The Fluid Morality of the Transfer Market

So, in the end, Lionel Messi came back. Not willingly, as he made abundantly clear; the world’s finest player made it perfectly plain that he felt he had been tricked and misled and deceived by the “club of his life.” We will only know in time what that means for the relationship that has, more than any other, defined soccer over the last decade.

Back when we — and Messi — thought Messi would go, though, the reader Phil Adams sent a question. “In prior columns, you’ve indicated that Barcelona’s manager(s), or whoever is in charge of player acquisition, have made any number of bone-headed acquisitions,” he wrote, entirely correctly. “So, in charge of revisionist history, who would you have declined to purchase over the last few years?”
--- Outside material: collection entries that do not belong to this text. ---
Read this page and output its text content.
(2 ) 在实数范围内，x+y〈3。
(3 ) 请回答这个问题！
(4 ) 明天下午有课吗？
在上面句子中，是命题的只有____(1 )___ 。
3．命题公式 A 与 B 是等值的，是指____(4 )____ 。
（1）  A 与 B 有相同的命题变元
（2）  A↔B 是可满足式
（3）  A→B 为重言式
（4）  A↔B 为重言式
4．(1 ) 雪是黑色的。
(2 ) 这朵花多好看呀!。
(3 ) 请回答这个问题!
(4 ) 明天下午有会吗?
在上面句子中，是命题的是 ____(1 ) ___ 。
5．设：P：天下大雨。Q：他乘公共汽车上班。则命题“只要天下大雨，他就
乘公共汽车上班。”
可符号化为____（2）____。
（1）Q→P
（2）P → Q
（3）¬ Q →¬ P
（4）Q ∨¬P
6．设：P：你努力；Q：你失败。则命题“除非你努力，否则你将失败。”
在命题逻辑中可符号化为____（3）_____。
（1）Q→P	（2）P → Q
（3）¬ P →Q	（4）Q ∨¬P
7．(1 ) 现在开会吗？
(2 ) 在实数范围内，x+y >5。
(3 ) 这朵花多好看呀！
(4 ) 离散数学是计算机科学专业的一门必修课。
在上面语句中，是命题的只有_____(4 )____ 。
Ordinarily, I would dodge this sort of thing. Partly because I’m not a scout, so my verdict on who any team should or shouldn’t sign is, essentially, worthless. But mainly because such an approach oversimplifies the complexity of recruitment.

For all its faults, Barcelona has not signed bad players in the last few years. Philippe Coutinho and Ousmane Dembélé are brilliant footballers. That they have not been able to perform at Camp Nou is not down to a lack of ability; it is down to a lack of cohesion in the squad, joined-up thinking in the boardroom, and long-term planning at the club. The same fate might have befallen any player I could suggest as an alternative.
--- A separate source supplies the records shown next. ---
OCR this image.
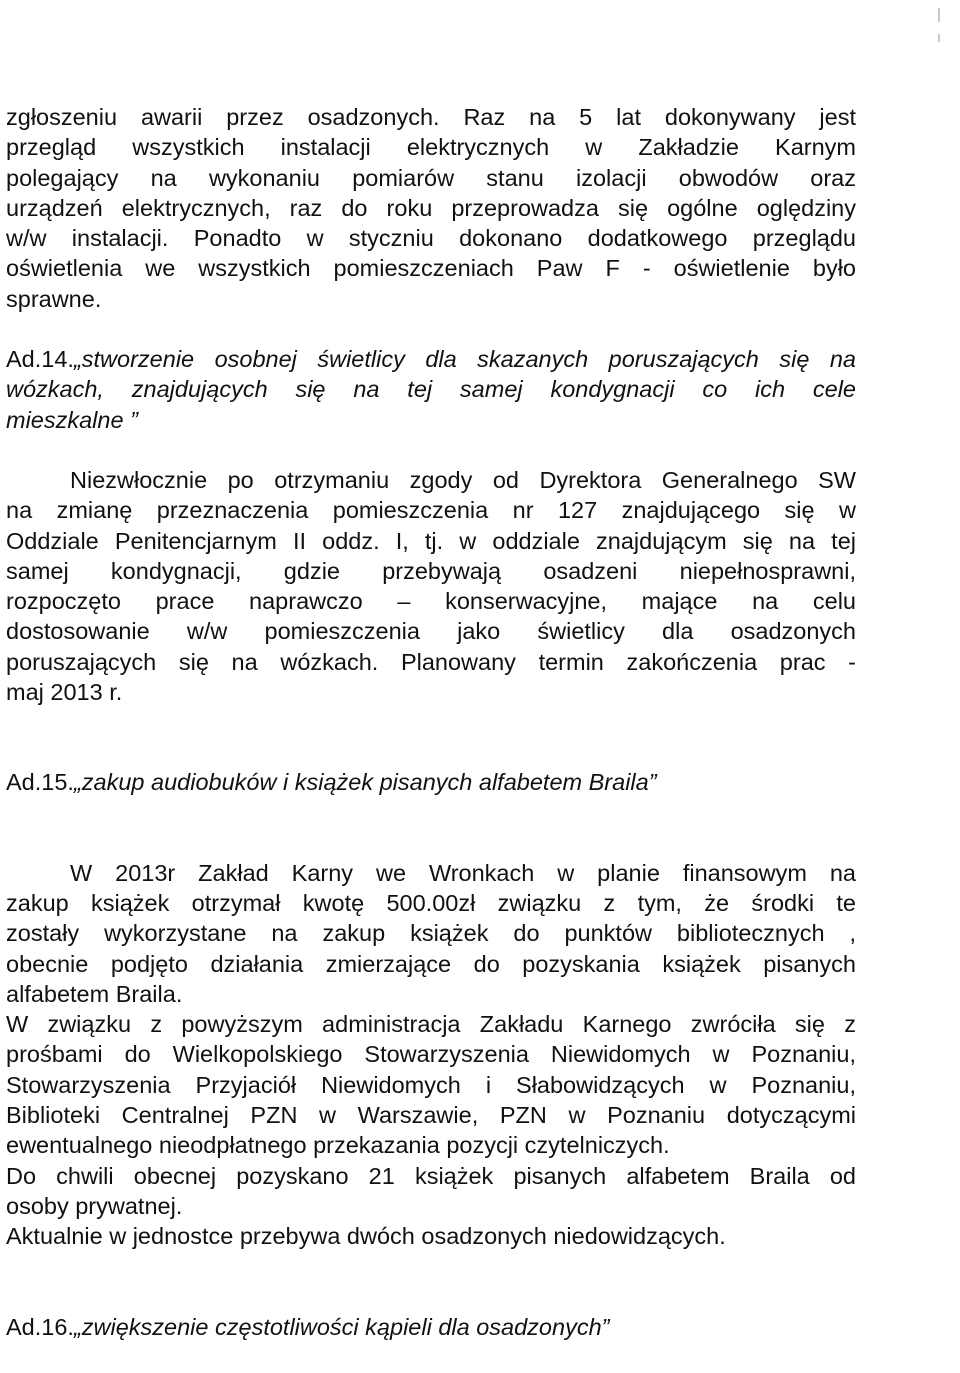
zgłoszeniu awarii przez osadzonych. Raz na 5 lat dokonywany jest
przegląd wszystkich instalacji elektrycznych w Zakładzie Karnym
polegający na wykonaniu pomiarów stanu izolacji obwodów oraz
urządzeń elektrycznych, raz do roku przeprowadza się ogólne oględziny
w/w instalacji. Ponadto w styczniu dokonano dodatkowego przeglądu
oświetlenia we wszystkich pomieszczeniach Paw F - oświetlenie było
sprawne.
Ad.14.„stworzenie osobnej świetlicy dla skazanych poruszających się na
wózkach, znajdujących się na tej samej kondygnacji co ich cele
mieszkalne ”
Niezwłocznie po otrzymaniu zgody od Dyrektora Generalnego SW
na zmianę przeznaczenia pomieszczenia nr 127 znajdującego się w
Oddziale Penitencjarnym II oddz. I, tj. w oddziale znajdującym się na tej
samej kondygnacji, gdzie przebywają osadzeni niepełnosprawni,
rozpoczęto prace naprawczo – konserwacyjne, mające na celu
dostosowanie w/w pomieszczenia jako świetlicy dla osadzonych
poruszających się na wózkach. Planowany termin zakończenia prac -
maj 2013 r.
Ad.15.„zakup audiobuków i książek pisanych alfabetem Braila”
W 2013r Zakład Karny we Wronkach w planie finansowym na
zakup książek otrzymał kwotę 500.00zł związku z tym, że środki te
zostały wykorzystane na zakup książek do punktów bibliotecznych ,
obecnie podjęto działania zmierzające do pozyskania książek pisanych
alfabetem Braila.
W związku z powyższym administracja Zakładu Karnego zwróciła się z
prośbami do Wielkopolskiego Stowarzyszenia Niewidomych w Poznaniu,
Stowarzyszenia Przyjaciół Niewidomych i Słabowidzących w Poznaniu,
Biblioteki Centralnej PZN w Warszawie, PZN w Poznaniu dotyczącymi
ewentualnego nieodpłatnego przekazania pozycji czytelniczych.
Do chwili obecnej pozyskano 21 książek pisanych alfabetem Braila od
osoby prywatnej.
Aktualnie w jednostce przebywa dwóch osadzonych niedowidzących.
Ad.16.„zwiększenie częstotliwości kąpieli dla osadzonych”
But all those caveats aside, let’s give it a go.

In the summer of 2017, Barcelona had $260 million burning a hole in its pocket from the sale of Neymar. It blew basically all of it on Dembélé, Nelson Semedo, Paulinho and, a few months later, Coutinho. How would I have spent that money?

Well, for the sake of realism, let’s restrict ourselves to players who were actually transferred during the 2017-18 season, so as not to indulge in far-fetched speculation. For the sake of fun, let’s not just say “Kylian Mbappé.” And for the sake of decency, let’s acknowledge that hindsight is a terrible thing, and so forgive Barcelona for not thinking of signing, say, Mohamed Salah that summer.